Что это было — окно ли где отворилось? Он внимательно оглядел длинный фасад окутанного сумраком дома. Нигде ни огонька. И белое смутное пятно в ее окне тоже исчезло. Все вокруг было темное, спокойное, напоенное по-прежнему запахом чего-то чудесного. И тут он вдруг увидел, откуда струился этот запах. Под окнами, заслонив стену, рос жасмин, и жасмин был весь в цвету! Звезды, звезды не только на небе! Быть может, небо на самом деле — это поросший белыми цветами луг; и там гуляет Бог и срывает звезды…

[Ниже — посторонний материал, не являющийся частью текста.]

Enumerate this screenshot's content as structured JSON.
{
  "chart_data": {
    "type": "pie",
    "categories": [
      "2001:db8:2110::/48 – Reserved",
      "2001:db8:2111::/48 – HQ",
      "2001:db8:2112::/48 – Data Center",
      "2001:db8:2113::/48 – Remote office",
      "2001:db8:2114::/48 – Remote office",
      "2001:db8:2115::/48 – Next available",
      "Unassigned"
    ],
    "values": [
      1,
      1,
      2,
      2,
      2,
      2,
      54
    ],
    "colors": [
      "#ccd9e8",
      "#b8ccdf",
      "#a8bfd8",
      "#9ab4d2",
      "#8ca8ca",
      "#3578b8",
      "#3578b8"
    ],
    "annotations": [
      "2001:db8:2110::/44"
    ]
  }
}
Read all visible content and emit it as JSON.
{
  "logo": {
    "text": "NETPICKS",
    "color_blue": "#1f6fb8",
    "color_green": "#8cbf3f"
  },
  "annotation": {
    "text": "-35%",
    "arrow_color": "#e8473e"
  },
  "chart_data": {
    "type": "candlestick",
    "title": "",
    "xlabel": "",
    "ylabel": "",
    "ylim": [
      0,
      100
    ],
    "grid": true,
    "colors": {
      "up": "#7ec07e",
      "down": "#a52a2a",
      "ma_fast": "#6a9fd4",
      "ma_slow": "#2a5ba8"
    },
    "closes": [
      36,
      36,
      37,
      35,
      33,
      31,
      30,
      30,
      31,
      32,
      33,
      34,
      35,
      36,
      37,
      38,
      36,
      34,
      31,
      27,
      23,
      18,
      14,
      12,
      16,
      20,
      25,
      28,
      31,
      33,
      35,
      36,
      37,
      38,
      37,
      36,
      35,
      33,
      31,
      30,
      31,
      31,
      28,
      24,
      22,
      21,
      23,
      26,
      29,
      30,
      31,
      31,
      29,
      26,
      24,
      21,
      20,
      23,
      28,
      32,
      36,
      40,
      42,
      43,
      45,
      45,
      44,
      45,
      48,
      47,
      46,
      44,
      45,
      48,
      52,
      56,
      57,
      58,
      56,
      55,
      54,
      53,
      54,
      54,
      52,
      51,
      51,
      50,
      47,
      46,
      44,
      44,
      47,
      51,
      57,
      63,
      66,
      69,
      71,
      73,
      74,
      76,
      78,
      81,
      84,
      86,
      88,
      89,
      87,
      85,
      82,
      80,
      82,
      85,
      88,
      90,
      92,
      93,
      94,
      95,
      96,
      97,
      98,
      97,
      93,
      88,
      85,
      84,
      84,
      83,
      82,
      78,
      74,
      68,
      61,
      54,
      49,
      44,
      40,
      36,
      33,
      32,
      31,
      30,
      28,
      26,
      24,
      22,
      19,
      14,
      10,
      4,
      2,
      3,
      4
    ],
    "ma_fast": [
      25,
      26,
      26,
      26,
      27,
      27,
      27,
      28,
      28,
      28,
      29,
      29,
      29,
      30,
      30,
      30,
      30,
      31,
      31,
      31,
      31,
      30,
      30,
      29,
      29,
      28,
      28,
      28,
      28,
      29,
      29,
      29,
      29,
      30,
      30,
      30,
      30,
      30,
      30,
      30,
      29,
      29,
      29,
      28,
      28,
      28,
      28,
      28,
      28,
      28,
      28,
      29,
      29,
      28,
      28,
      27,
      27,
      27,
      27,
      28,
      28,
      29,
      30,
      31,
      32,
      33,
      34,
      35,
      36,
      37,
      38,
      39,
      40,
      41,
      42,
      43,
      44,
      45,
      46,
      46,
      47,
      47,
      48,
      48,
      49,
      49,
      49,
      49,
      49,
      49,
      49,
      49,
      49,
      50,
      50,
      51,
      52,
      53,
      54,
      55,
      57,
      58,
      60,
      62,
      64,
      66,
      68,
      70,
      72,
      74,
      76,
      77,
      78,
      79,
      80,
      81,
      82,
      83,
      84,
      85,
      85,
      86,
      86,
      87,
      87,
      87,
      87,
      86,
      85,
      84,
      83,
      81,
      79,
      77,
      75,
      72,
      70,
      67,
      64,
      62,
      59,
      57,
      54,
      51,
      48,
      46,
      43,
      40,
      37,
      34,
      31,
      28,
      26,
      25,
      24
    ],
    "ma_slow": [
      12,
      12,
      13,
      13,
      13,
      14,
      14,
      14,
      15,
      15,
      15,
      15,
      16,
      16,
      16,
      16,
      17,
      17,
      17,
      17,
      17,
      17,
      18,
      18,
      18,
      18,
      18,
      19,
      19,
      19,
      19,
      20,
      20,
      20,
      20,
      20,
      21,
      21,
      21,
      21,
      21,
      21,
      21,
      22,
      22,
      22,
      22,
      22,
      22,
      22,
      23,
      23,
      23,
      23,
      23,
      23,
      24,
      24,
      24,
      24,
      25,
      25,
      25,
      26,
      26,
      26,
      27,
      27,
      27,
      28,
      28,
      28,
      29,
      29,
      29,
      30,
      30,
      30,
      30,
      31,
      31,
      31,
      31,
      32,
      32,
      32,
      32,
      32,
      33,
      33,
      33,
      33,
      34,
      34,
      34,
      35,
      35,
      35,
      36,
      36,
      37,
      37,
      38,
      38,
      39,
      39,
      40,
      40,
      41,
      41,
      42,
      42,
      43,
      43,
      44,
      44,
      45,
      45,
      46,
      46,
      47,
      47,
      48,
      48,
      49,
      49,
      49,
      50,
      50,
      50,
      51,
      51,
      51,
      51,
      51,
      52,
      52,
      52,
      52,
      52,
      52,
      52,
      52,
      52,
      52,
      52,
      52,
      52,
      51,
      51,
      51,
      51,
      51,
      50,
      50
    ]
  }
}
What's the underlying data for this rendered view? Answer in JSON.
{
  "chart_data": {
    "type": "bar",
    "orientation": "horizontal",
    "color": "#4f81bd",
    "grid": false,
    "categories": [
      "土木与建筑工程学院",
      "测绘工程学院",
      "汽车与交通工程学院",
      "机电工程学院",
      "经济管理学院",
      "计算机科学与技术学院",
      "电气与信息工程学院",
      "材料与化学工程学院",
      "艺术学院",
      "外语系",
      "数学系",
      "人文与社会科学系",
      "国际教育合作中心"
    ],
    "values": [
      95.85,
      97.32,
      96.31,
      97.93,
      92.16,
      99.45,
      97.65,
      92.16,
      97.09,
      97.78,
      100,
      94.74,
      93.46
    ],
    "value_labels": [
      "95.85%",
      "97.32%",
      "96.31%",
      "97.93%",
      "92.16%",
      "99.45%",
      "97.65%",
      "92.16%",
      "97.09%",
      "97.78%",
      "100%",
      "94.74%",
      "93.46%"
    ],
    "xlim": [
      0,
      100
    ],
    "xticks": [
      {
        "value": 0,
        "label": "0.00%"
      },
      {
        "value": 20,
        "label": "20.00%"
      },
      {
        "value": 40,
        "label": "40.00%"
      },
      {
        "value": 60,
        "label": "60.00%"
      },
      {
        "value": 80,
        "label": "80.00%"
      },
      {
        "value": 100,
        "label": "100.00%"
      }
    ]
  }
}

Утром, когда он спустился к завтраку, около его прибора лежало письмо. Но он ведь не мог его вскрыть, сидя вот так, между Сильвией и старушкой Тринг. Потом чуть не со злобой он все-таки разорвал конверт. Напрасно он боялся. Письмо было написано так, что его могли бы прочесть все; там говорилось об еще одном восхождении, о том, что погода испортилась, что они скоро вернутся. Какие чувства испытал он при этом известии — облегчение, беспокойство, радость или всего лишь неясный стыд? Его второго письма она еще не получила. Он ощущал на себе острые, мигающие глаза старушки Тринг и откровенный, внимательный взгляд Сильвии. И чувствуя, как кровь прихлынула к лицу, сказал себе: «Не покраснею!» И не покраснел. Через три дня они будут в Оксфорде. Поедут ли они прямо сюда? Старушка Тринг что-то говорила. Он услышал, как Сильвия ответила: «Нет, мне не нравятся „жевалки“. Они такие каменные!» «Жевалками» они в детстве называли выступающие скулы. У Сильвии, конечно, не было «жевалок», ее щеки плавно закруглялись к глазам.
— А вам, Марк?
Он медленно ответил:
— На некоторых лицах нравятся.
— Люди с таким скулами все имеют железную волю. Правда?
А как же она, Анна, разве у нее железная воля? И он вдруг понял, что ничего о ней не знает.
После завтрака Марк пошел в свою мастерскую-теплицу. На душе у него было неприятно и тяжело. Ах, какой же он негодяй, он почти не думал о ней все это время! Он вытащил из кармана письмо и, нахмуря лоб, старался как мог на нем сосредоточиться. Почему он почти ничего не чувствовал? Да что это с ним в самом деле? Как можно быть таким ничтожеством, чтобы не думать о ней день и ночь? В унынии он долго стоял посреди темной теплицы с письмом в руках, окруженный фигурками своих зверей и птиц.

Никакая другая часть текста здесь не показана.